Well! Here I finally had a contemporaneous account of an electrical machine being in Sierra Leone. Multiple even! And of it being destroyed in the attack. I also found this account very curious because his description of the aftermath of the attack (a small part of it anyway) so closely matches Melville’s description that it seems like Melville was familiar with Macaulay’s account. Except I don’t think they would have crossed, and Macaualay’s account was in his journal, which as far as I can tell wasn’t published at all until 1876, whereas Melville’s book came out in 1849! History, man. Mysteries deepen, and the plot thickens. (to clarify publication dates, Life and Letters of Zachary Macaulay was published in 1900, but excerpts of his account of the attack was published in The Life and Letters of Lord Macaulay in 1876, Lord Macaulay being Zachary’s son)

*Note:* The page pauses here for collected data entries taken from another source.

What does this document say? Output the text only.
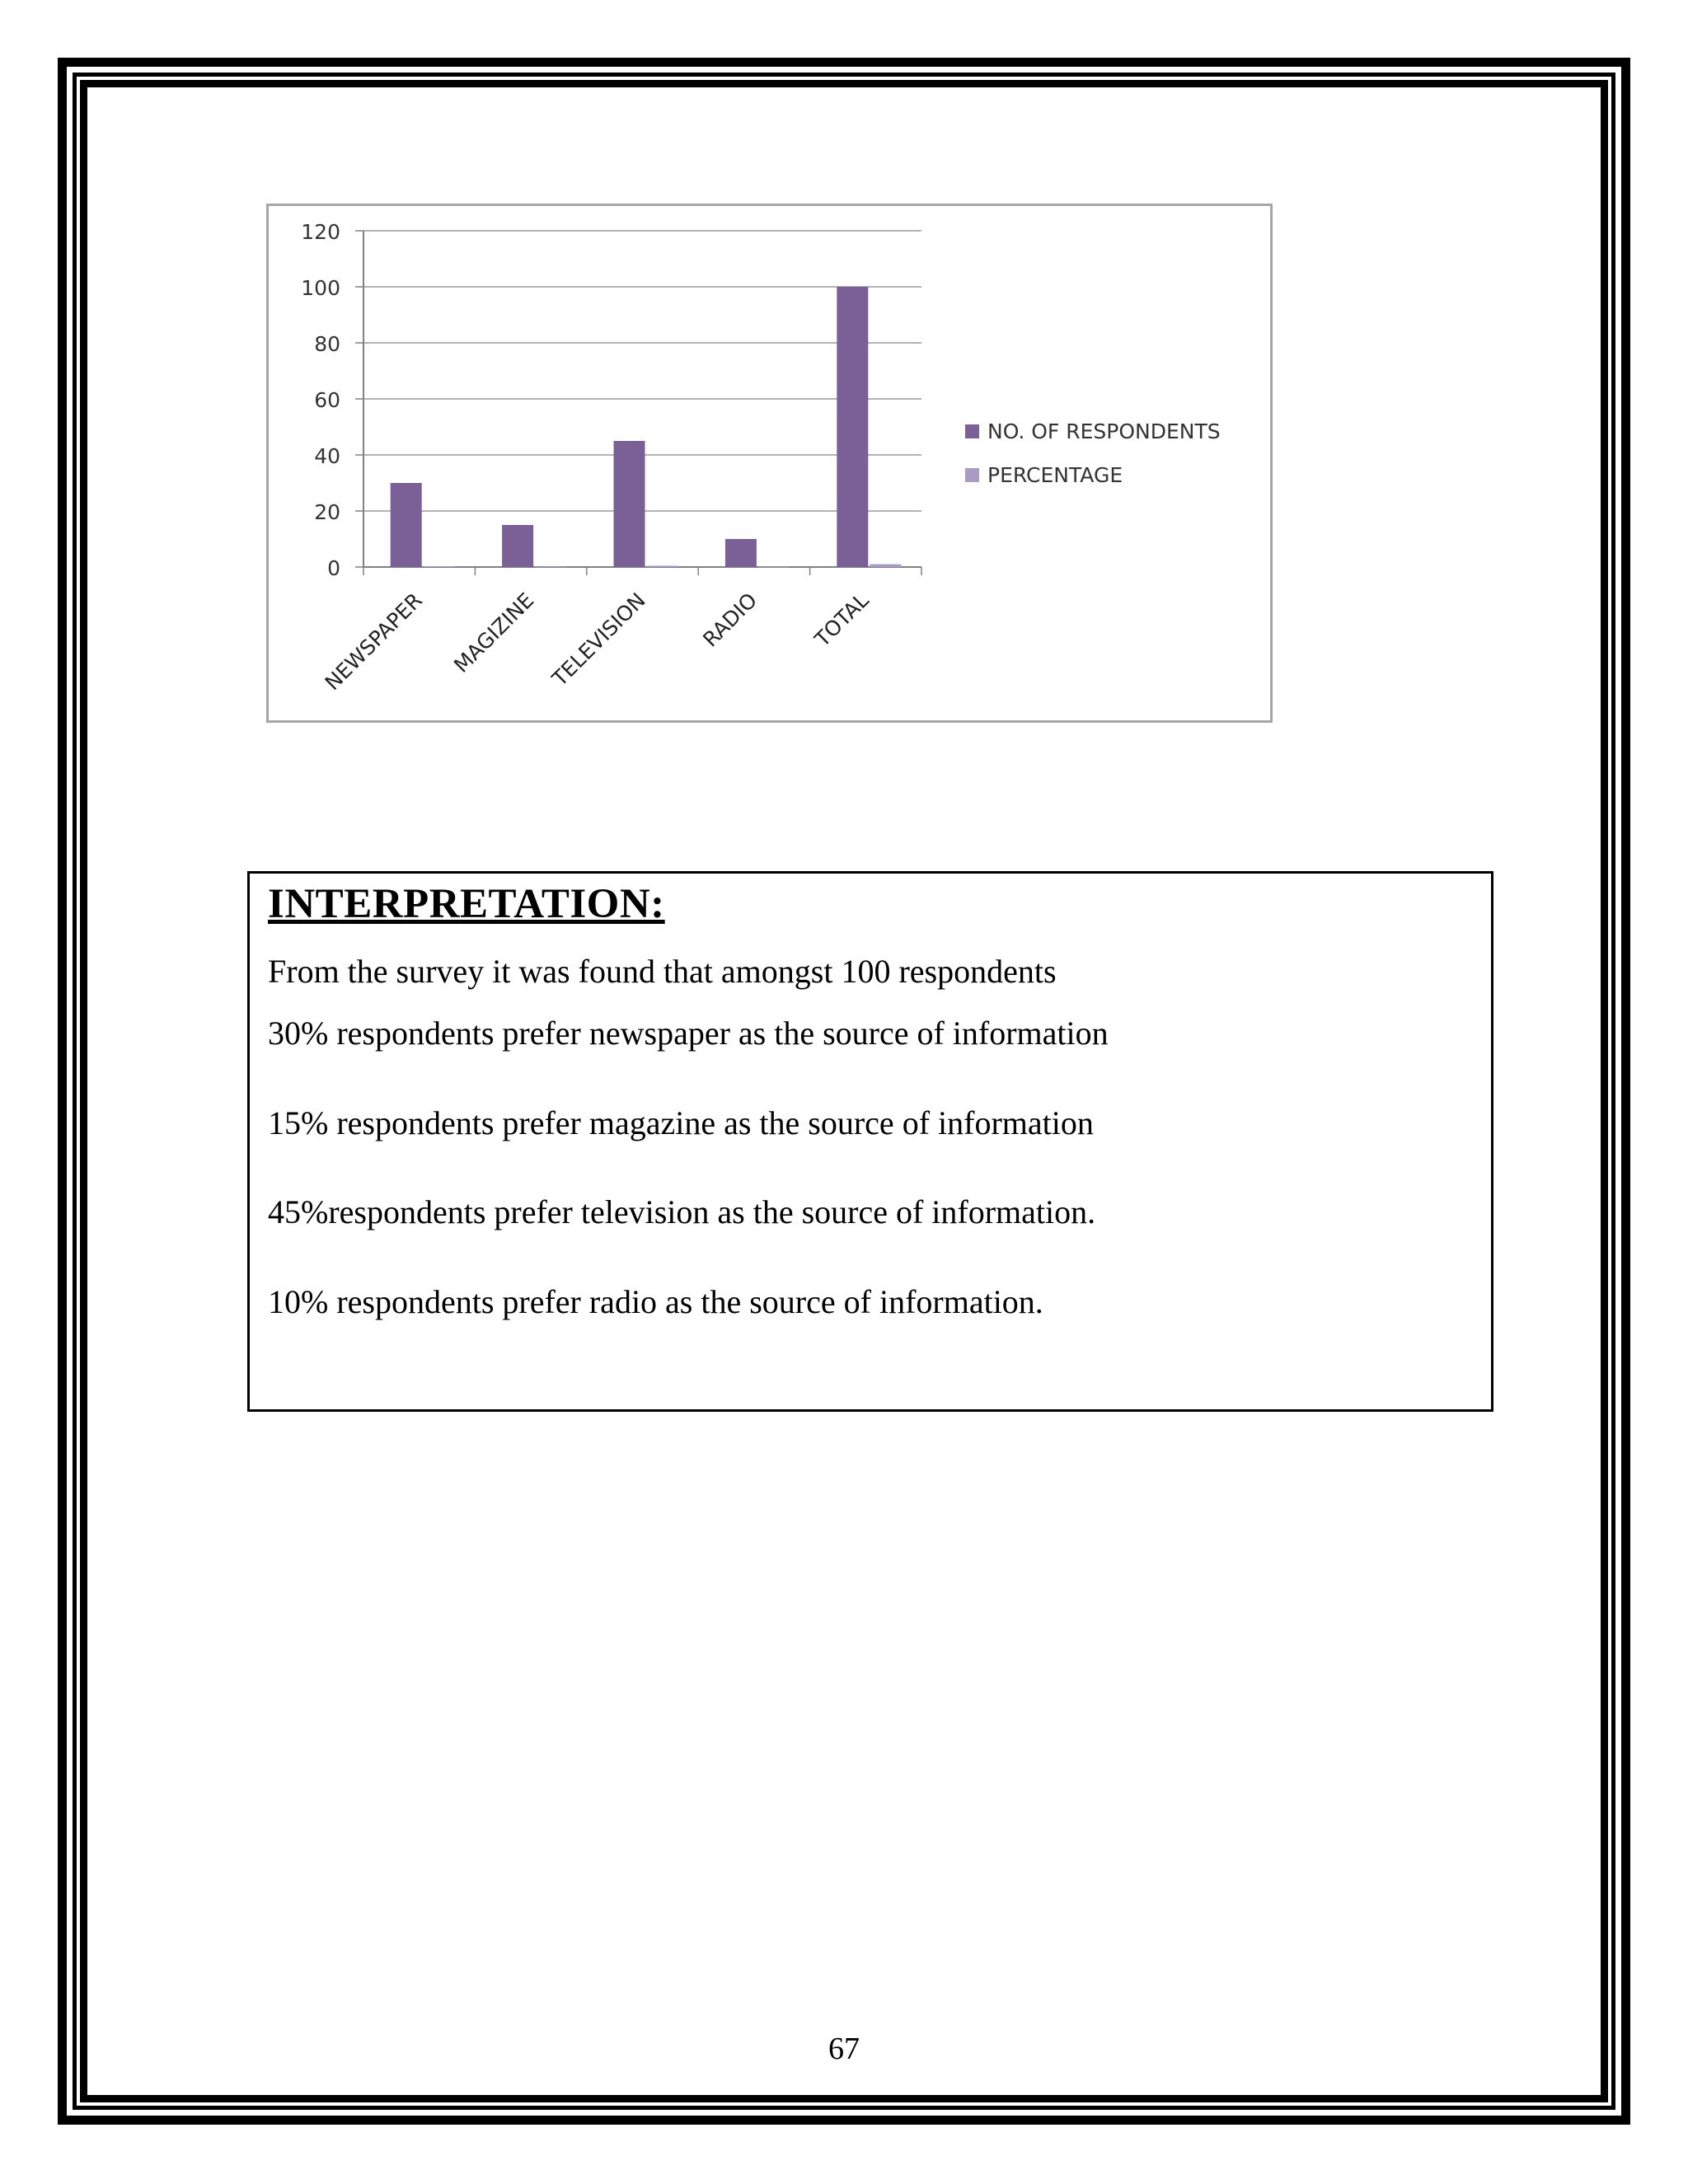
0
20
40
60
80
100
120
NEWSPAPER MAGIZINE TELEVISION RADIO TOTAL
NO. OF RESPONDENTS
PERCENTAGE
INTERPRETATION:

From the survey it was found that amongst 100 respondents

30% respondents prefer newspaper as the source of information

15% respondents prefer magazine as the source of information

45%respondents prefer television as the source of information.

10% respondents prefer radio as the source of information.

67
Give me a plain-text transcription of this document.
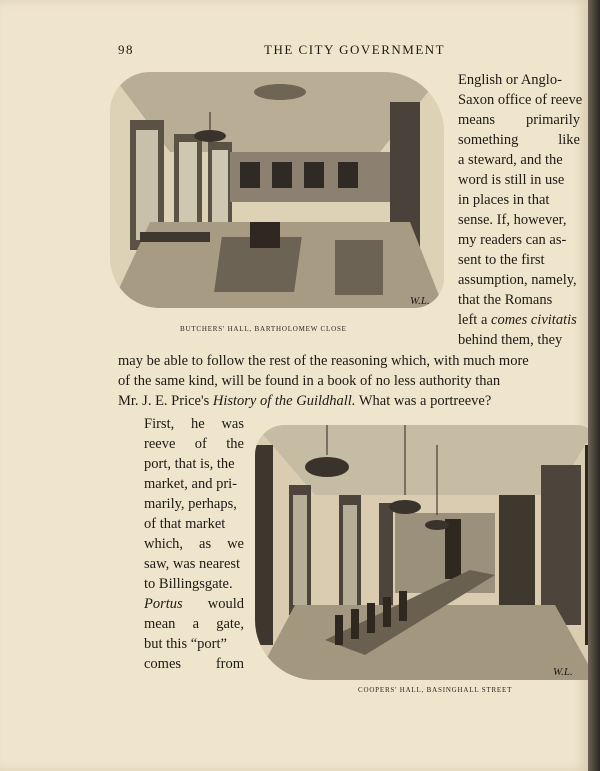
98	THE CITY GOVERNMENT
W.L.
BUTCHERS' HALL, BARTHOLOMEW CLOSE
English or Anglo-
Saxon office of reeve
means primarily
something	like
a steward, and the
word is still in use
in places in that
sense. If, however,
my readers can as-
sent to the first
assumption, namely,
that the Romans
left a comes civitatis
behind them, they
may be able to follow the rest of the reasoning which, with much more
of the same kind, will be found in a book of no less authority than
Mr. J. E. Price's History of the Guildhall. What was a portreeve?
W.L.
COOPERS' HALL, BASINGHALL STREET
First, he was
reeve of the
port, that is, the
market, and pri-
marily, perhaps,
of that market
which, as we
saw, was nearest
to Billingsgate.
Portus would
mean a gate,
but this “port”
comes from
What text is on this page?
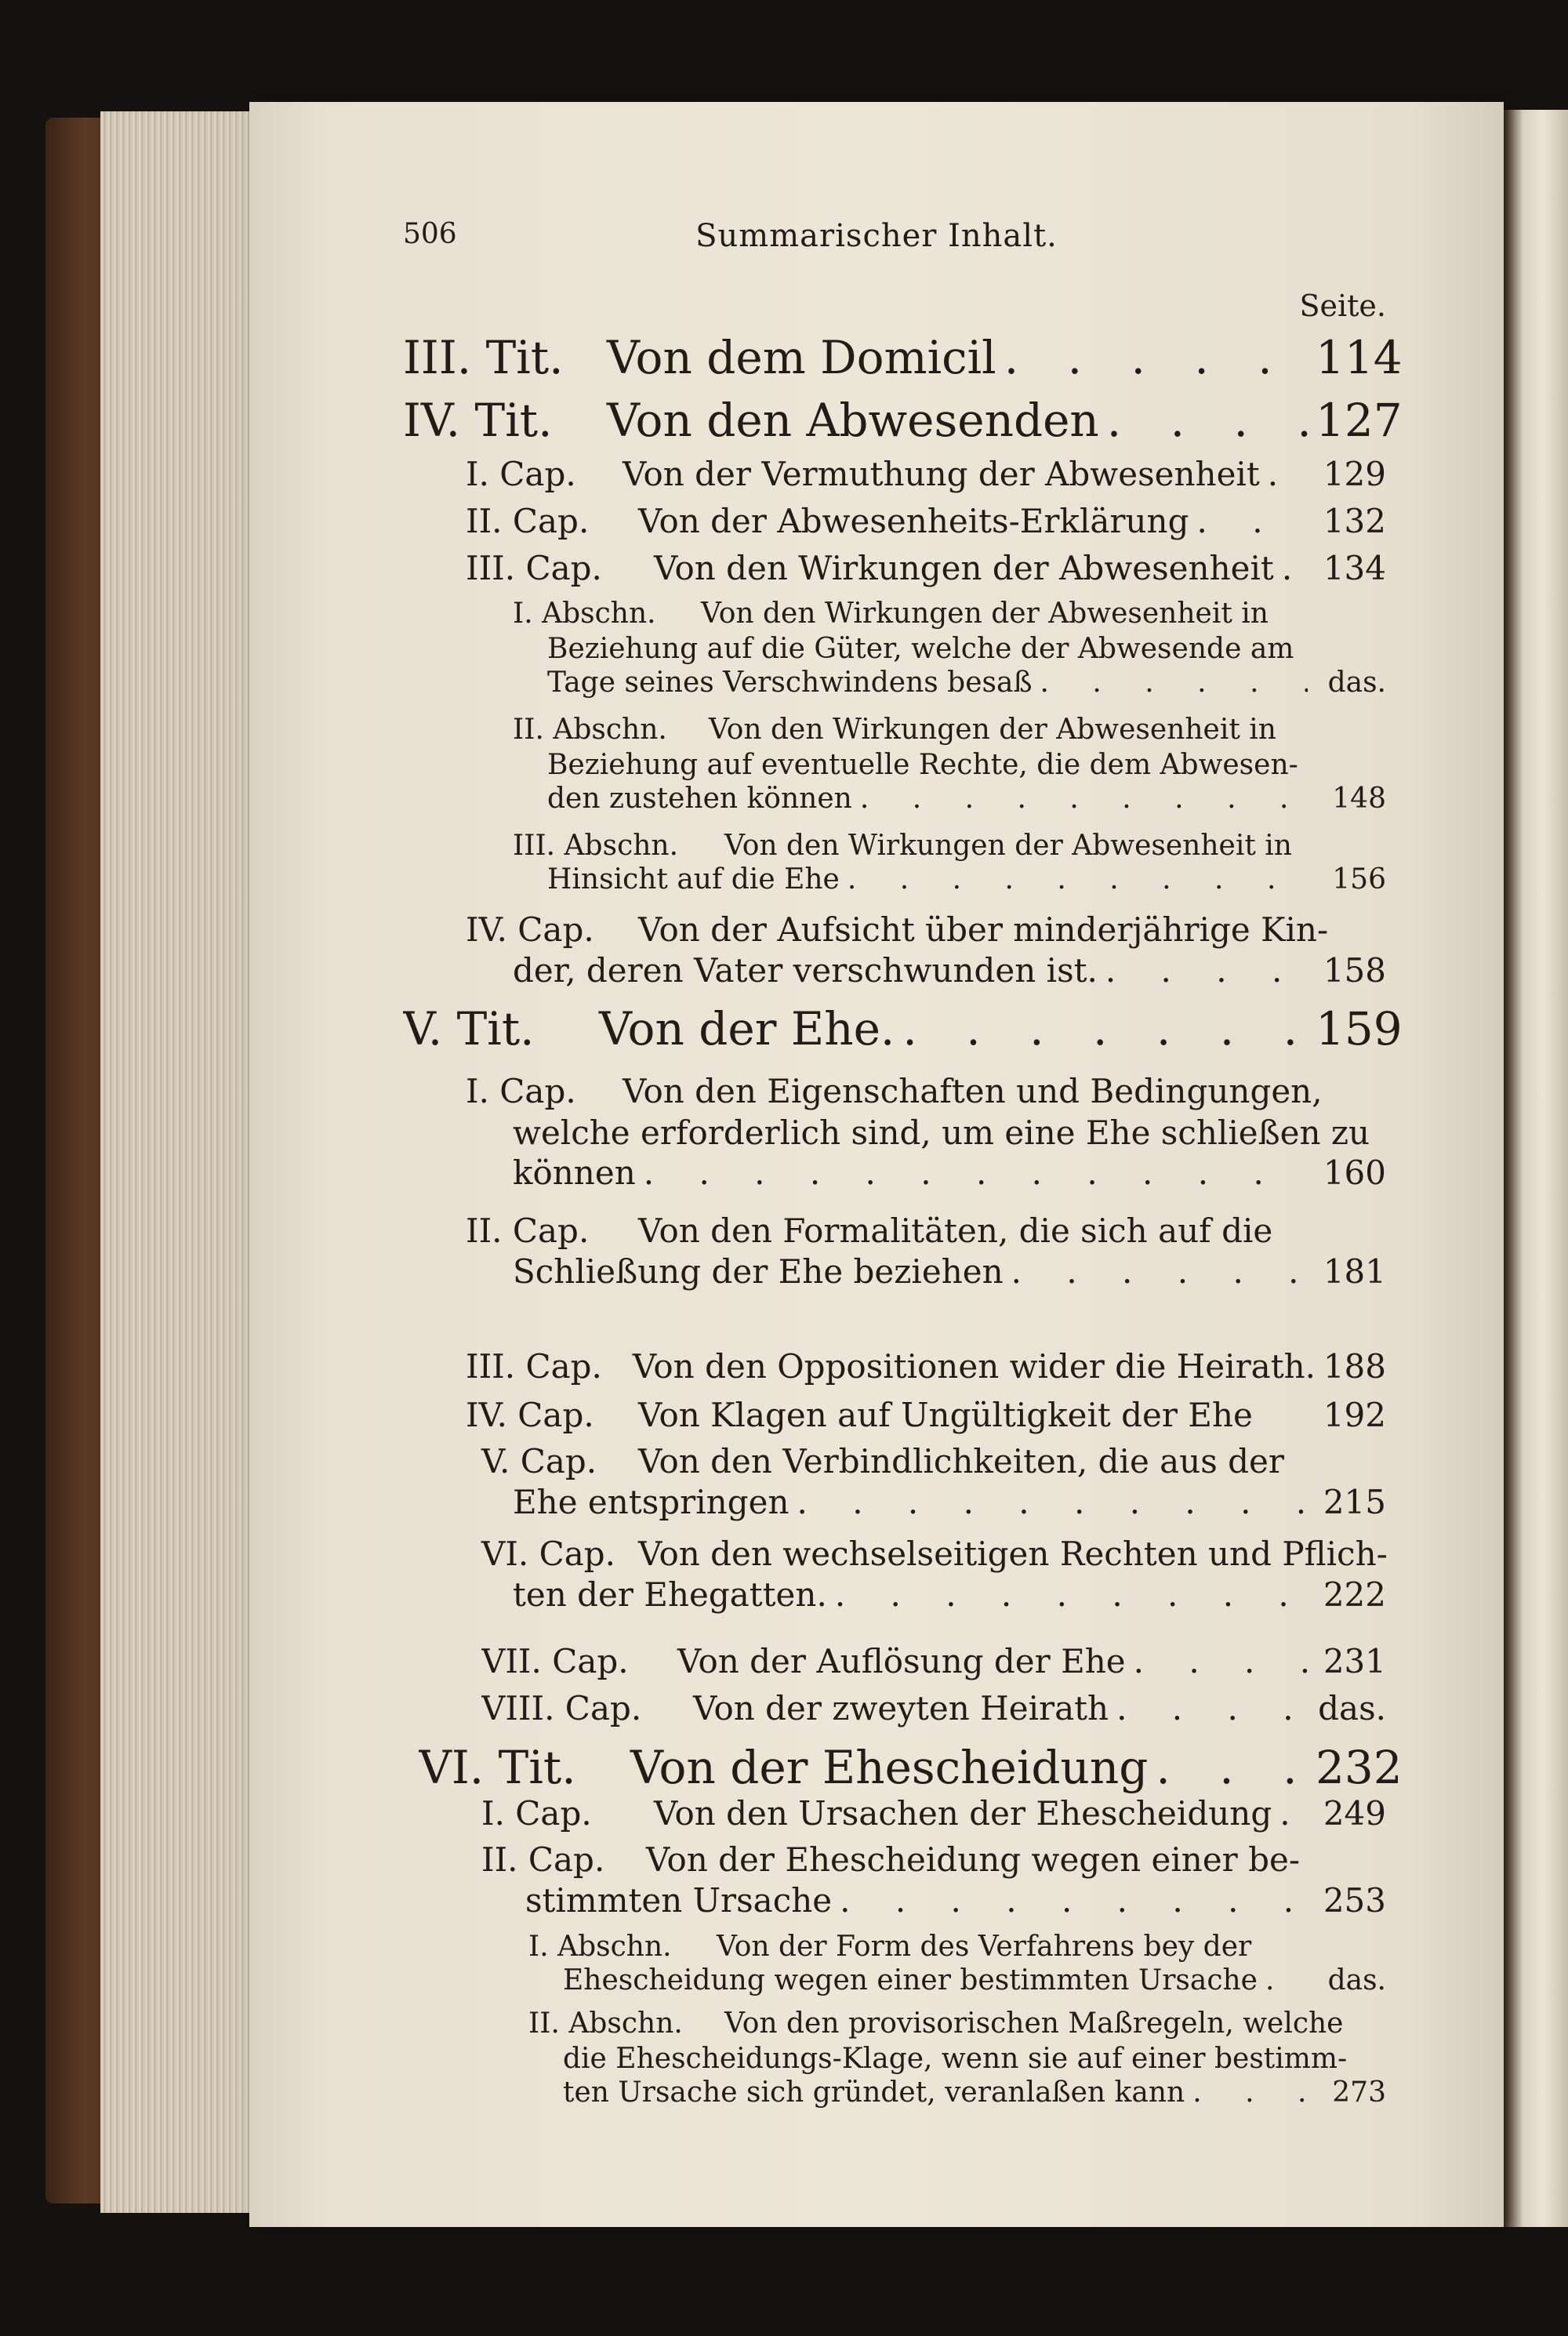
506	Summarischer Inhalt.
Seite.
III. Tit. Von dem Domicil . . .	114
IV. Tit.	Von den Abwesenden . . .	127
I. Cap.	Von der Vermuthung der Abwesenheit . . . 129
II. Cap.	Von der Abwesenheits-Erklärung . . .	132
III. Cap.	Von den Wirkungen der Abwesenheit . . . 134
I. Abschn. Von den Wirkungen der Abwesenheit in
Beziehung auf die Güter, welche der Abwesende am
Tage seines Verschwindens besaß . . .	das.
II. Abschn. Von den Wirkungen der Abwesenheit in
Beziehung auf eventuelle Rechte, die dem Abwesen-
den zustehen können . . .	148
III. Abschn. Von den Wirkungen der Abwesenheit in
Hinsicht auf die Ehe . . .	156
IV. Cap. Von der Aufsicht über minderjährige Kin-
der, deren Vater verschwunden ist. . . .	158
V. Tit.	Von der Ehe. . . .	159
I. Cap. Von den Eigenschaften und Bedingungen,
welche erforderlich sind, um eine Ehe schließen zu
können . . .	160
II. Cap. Von den Formalitäten, die sich auf die
Schließung der Ehe beziehen . . .	181
III. Cap. Von den Oppositionen wider die Heirath. 188
IV. Cap.	Von Klagen auf Ungültigkeit der Ehe 192
V. Cap. Von den Verbindlichkeiten, die aus der
Ehe entspringen . . .	215
VI. Cap. Von den wechselseitigen Rechten und Pflich-
ten der Ehegatten. . . .	222
VII. Cap.	Von der Auflösung der Ehe . . .	231
VIII. Cap.	Von der zweyten Heirath . . .	das.
VI. Tit.	Von der Ehescheidung . . .	232
I. Cap.	Von den Ursachen der Ehescheidung . . . 249
II. Cap. Von der Ehescheidung wegen einer be-
stimmten Ursache . . .	253
I. Abschn. Von der Form des Verfahrens bey der
Ehescheidung wegen einer bestimmten Ursache . . .	das.
II. Abschn. Von den provisorischen Maßregeln, welche
die Ehescheidungs-Klage, wenn sie auf einer bestimm-
ten Ursache sich gründet, veranlaßen kann . . .	273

Except another except! Okay we’ve established that electrical machines were in the colony in 1794, but we haven’t really established what the hell they were doing there! I mean, it’s clear from the quote, sort of. They were there along with other fun scientific instruments and natural curiosities, so clearly someone in the colony was a naturalist who liked collecting things and showing off cool science experiments to his friends. Was this the governor? From Wikipedia at least, it doesn’t appear Zachary was much of a naturalist or anything. His predecessor was, but man this is a lot of expensive stuff to leave behind in a far-flung African colony, no? And also also also, weren’t both those men running a colony? How did they have the time to also be a naturalist? I have a job and I can barely keep up with this hobbyist blog. I am impressed. Or maybe it was all that “liberated” labor that gave them this free time. Maybe there was another naturalist running around I haven’t identified. Whatever the case, I am excited to delve into more mysteries.

Finally though for your benefit, I have a picture of an electrostatic machine at the top, but if you search “electrical machine” on this museum page, you’ll find a lot more examples of electrostatic generators that were contemporaneous with the colony, and made in England to boot, and portable to top it off! I think those would be much more likely to be the sort of “electrical machines” that the French smashed up. Dang French.